NOT FOR PUBLICATION FILED
UNITED STATES COURT OF APPEALS MAR 21 2019
MOLLY C. DWYER, CLERK
U.S. COURT OF APPEALS
FOR THE NINTH CIRCUIT
JUAN P. SANTOS, AKA Juan Pablo No. 17-73466
Santos,
Agency No. A029-213-038
Petitioner,
v. MEMORANDUM*
WILLIAM P. BARR, Attorney General,
Respondent.
On Petition for Review of an Order of the
Board of Immigration Appeals
Argued and Submitted March 12, 2019
San Francisco, California
Before: W. FLETCHER, WATFORD, and HURWITZ, Circuit Judges.
Juan Pablo Santos, a native and citizen of El Salvador, petitions for review
of the Board of Immigration Appeals’ (BIA) order dismissing his appeal from an
immigration judge’s (IJ) decision denying his application for special rule
cancellation of removal under the Nicaraguan Adjustment and Central American
Relief Act, 8 C.F.R. § 1240.66(a), and cancellation of removal under the
*
This disposition is not appropriate for publication and is not precedent
except as provided by Ninth Circuit Rule 36-3.
Page 2 of 3
Immigration and Nationality Act, 8 U.S.C. § 1229b. We deny the petition for
review because substantial evidence supports the agency’s determination that
Santos “assisted, or otherwise participated in” the persecution of others and is
therefore ineligible for relief. 8 U.S.C. § 1231(b)(3)(B)(i).
Santos does not dispute, and we therefore assume, that the legal standard
adopted by the BIA in Matter of D-R-, 27 I. & N. Dec. 105 (BIA 2017), applies.
Under that standard, we determine whether an individual “assisted, or otherwise
participated in” the persecution of others by considering: (1) the nexus between the
individual’s acts and the persecution; and (2) his scienter, “meaning his prior or
contemporaneous knowledge” of the persecution.

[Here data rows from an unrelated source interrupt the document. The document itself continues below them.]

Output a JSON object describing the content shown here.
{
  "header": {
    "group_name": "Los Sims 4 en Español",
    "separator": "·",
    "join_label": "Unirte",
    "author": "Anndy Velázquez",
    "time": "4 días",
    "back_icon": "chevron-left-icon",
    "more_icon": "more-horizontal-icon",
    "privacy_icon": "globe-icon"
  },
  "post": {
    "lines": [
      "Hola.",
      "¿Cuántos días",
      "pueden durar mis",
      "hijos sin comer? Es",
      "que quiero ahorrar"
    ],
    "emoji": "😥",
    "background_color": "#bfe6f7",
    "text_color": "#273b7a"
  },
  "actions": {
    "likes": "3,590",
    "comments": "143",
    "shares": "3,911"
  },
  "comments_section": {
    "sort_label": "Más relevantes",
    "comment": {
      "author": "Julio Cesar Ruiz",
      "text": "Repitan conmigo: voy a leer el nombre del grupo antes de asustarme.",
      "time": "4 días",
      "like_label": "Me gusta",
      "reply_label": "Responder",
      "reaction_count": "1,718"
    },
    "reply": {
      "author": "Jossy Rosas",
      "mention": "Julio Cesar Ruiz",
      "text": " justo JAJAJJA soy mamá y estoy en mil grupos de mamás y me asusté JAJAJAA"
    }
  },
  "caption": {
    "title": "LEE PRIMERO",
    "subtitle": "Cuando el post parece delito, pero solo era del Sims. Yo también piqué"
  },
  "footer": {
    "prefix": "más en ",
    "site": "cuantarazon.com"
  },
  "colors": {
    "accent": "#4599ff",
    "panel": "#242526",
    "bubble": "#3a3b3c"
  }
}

Id. at 119–20.
Santos testified that although he was not present for the interrogation,
killing, or torture of any suspected guerrillas, he arrested individuals and sorted
them based on their political affiliation—“common criminals” were turned over to
civilian authorities, while “suspected guerrillas” were turned over to an
interrogation unit, which reportedly tortured and killed them. Santos further
testified that although he did not actually know what happened to the guerrillas, he
heard gunshots coming from the interrogation unit’s building on five or six
occasions and suspected that members of the unit might be torturing or killing the
guerrillas. When asked during an interview with the Department of Homeland
Security whether he thought that guerrillas who did not cooperate “might be
Page 3 of 3
tortured or killed,” Santos responded: “Yes. That is the way it had to be.”
Under the deferential substantial-evidence standard of review, the BIA’s
determination that the persecutor bar applies was not unreasonable. Santos’ “role
was material or integral” to the persecution, and he had “sufficient knowledge that
the consequences of his actions may assist in acts” of persecution. Id. at 120–21.

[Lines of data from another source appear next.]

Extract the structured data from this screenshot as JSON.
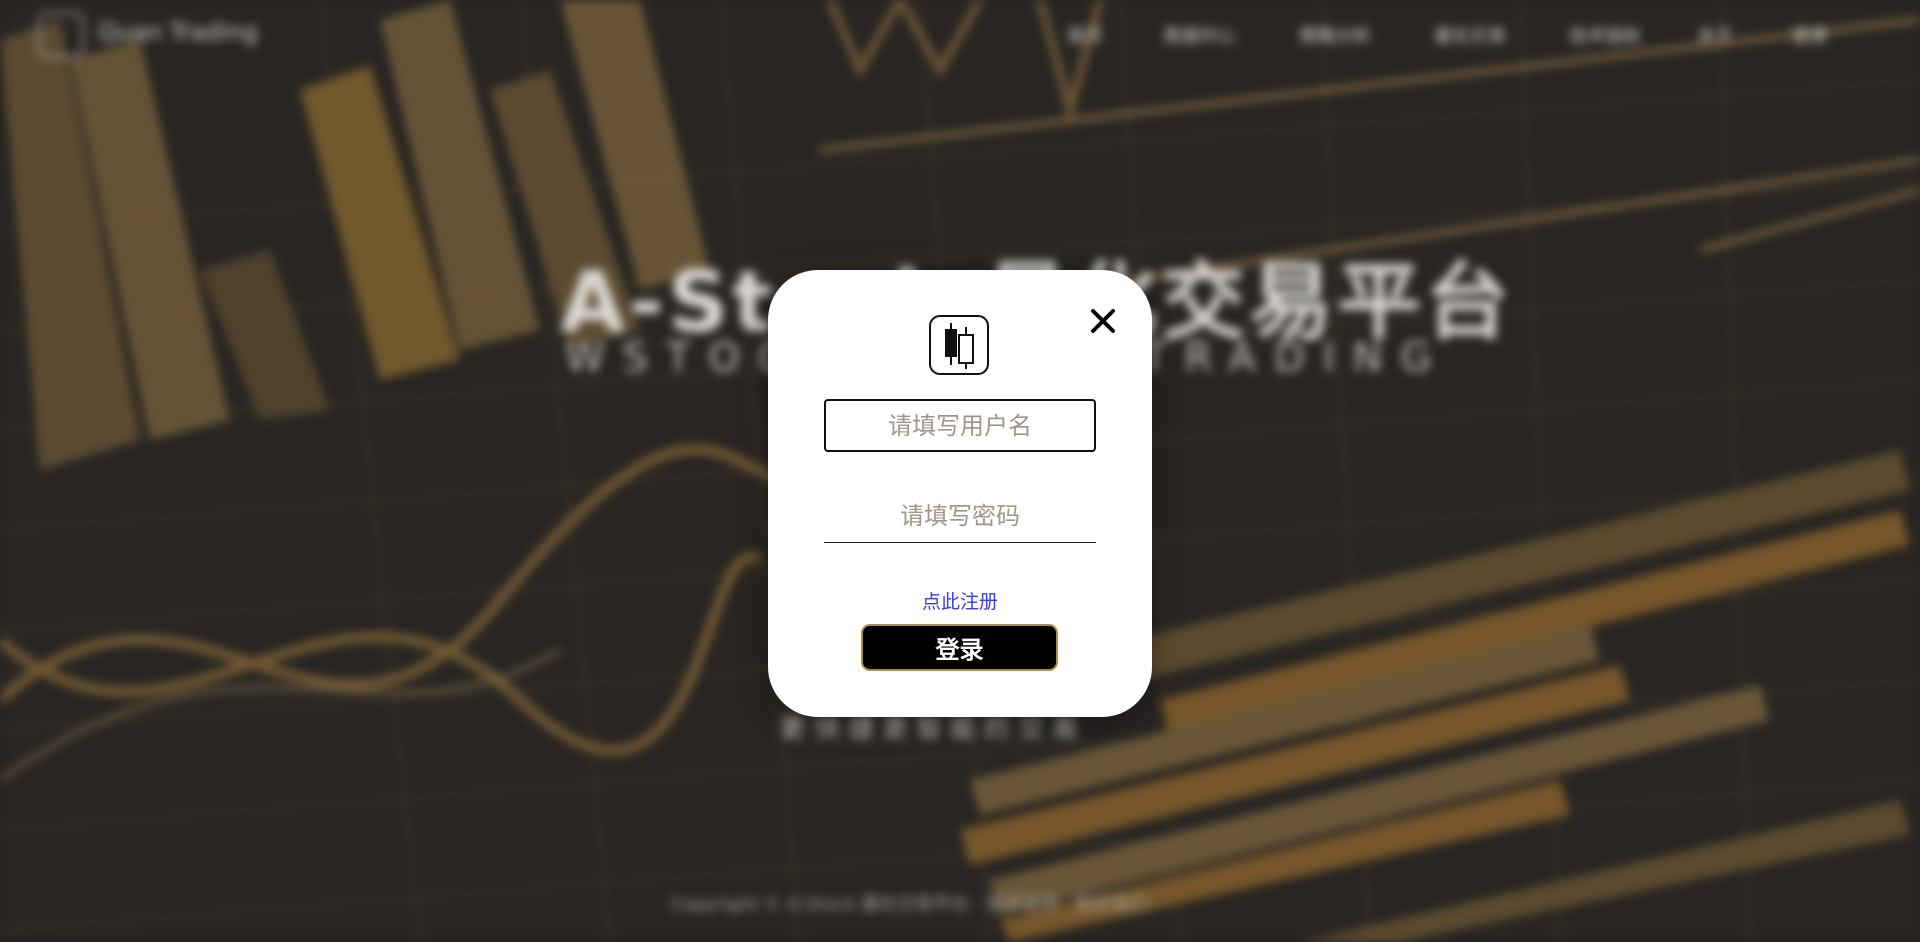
{
  "nav": {
    "logo_text": "Quan Trading",
    "items": [
      "首页",
      "数据中心",
      "策略分析",
      "量化交易",
      "技术指标",
      "关于",
      "登录"
    ]
  },
  "hero": {
    "title": "A-Stock 量化交易平台",
    "subtitle": "WSTOCK QUANT TRADING",
    "tagline": "更快捷更智能的交易",
    "footer": "Copyright © A-Stock 量化交易平台 · 技术支持 · 联系我们"
  },
  "login_modal": {
    "username_placeholder": "请填写用户名",
    "password_placeholder": "请填写密码",
    "register_link": "点此注册",
    "login_button": "登录",
    "close_symbol": "×"
  },
  "colors": {
    "accent_gold": "#b08a4e",
    "link_blue": "#3b3fd6",
    "modal_bg": "#ffffff",
    "page_bg": "#2a2724"
  }
}
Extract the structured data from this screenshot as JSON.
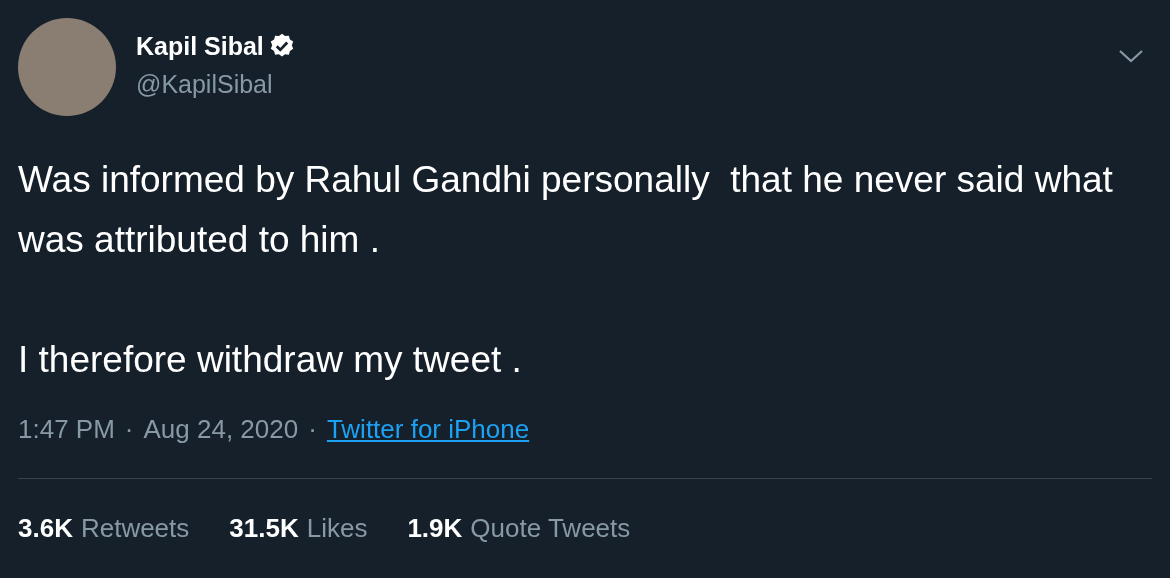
{
  "author": {
    "name": "Kapil Sibal",
    "verified": true,
    "handle": "@KapilSibal"
  },
  "paragraphs": [
    "Was informed by Rahul Gandhi personally  that he never said what was attributed to him .",
    "I therefore withdraw my tweet ."
  ],
  "meta": {
    "time": "1:47 PM",
    "separator_1": "·",
    "date": "Aug 24, 2020",
    "separator_2": "·",
    "source": "Twitter for iPhone"
  },
  "stats": [
    {
      "count": "3.6K",
      "label": "Retweets"
    },
    {
      "count": "31.5K",
      "label": "Likes"
    },
    {
      "count": "1.9K",
      "label": "Quote Tweets"
    }
  ]
}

Both the nexus and scienter requirements of the persecutor bar were therefore
satisfied.
PETITION FOR REVIEW DENIED.
FILED
MAR 21 2019
Santos v. Barr, No. 17-73466
MOLLY C. DWYER, CLERK
U.S. COURT OF APPEALS
WATFORD, Circuit Judge, joined by W. FLETCHER, Circuit Judge, concurring:
Although we are compelled by the law to deny Juan Santos’ petition for
review, we urge the Department of Homeland Security, in the exercise of its
prosecutorial discretion, to consider refraining from executing the order of removal
in this case. Santos arrived in the United States in 1989 as a young man and
immediately filed an application for asylum. He has been in removal proceedings
for nearly 30 years. In the meantime, he has lived and worked productively in this
country. He and his wife of 24 years have raised three U.S.-citizen children, all of
whom at the time of the merits hearing were in school and financially dependent
upon Santos. He engaged in conduct more than three decades ago that
undoubtedly warrants condemnation. But because Santos’ culpability for this
conduct is low, removing him from this country, and thereby breaking up his
family, appears to impose an unnecessarily harsh sanction.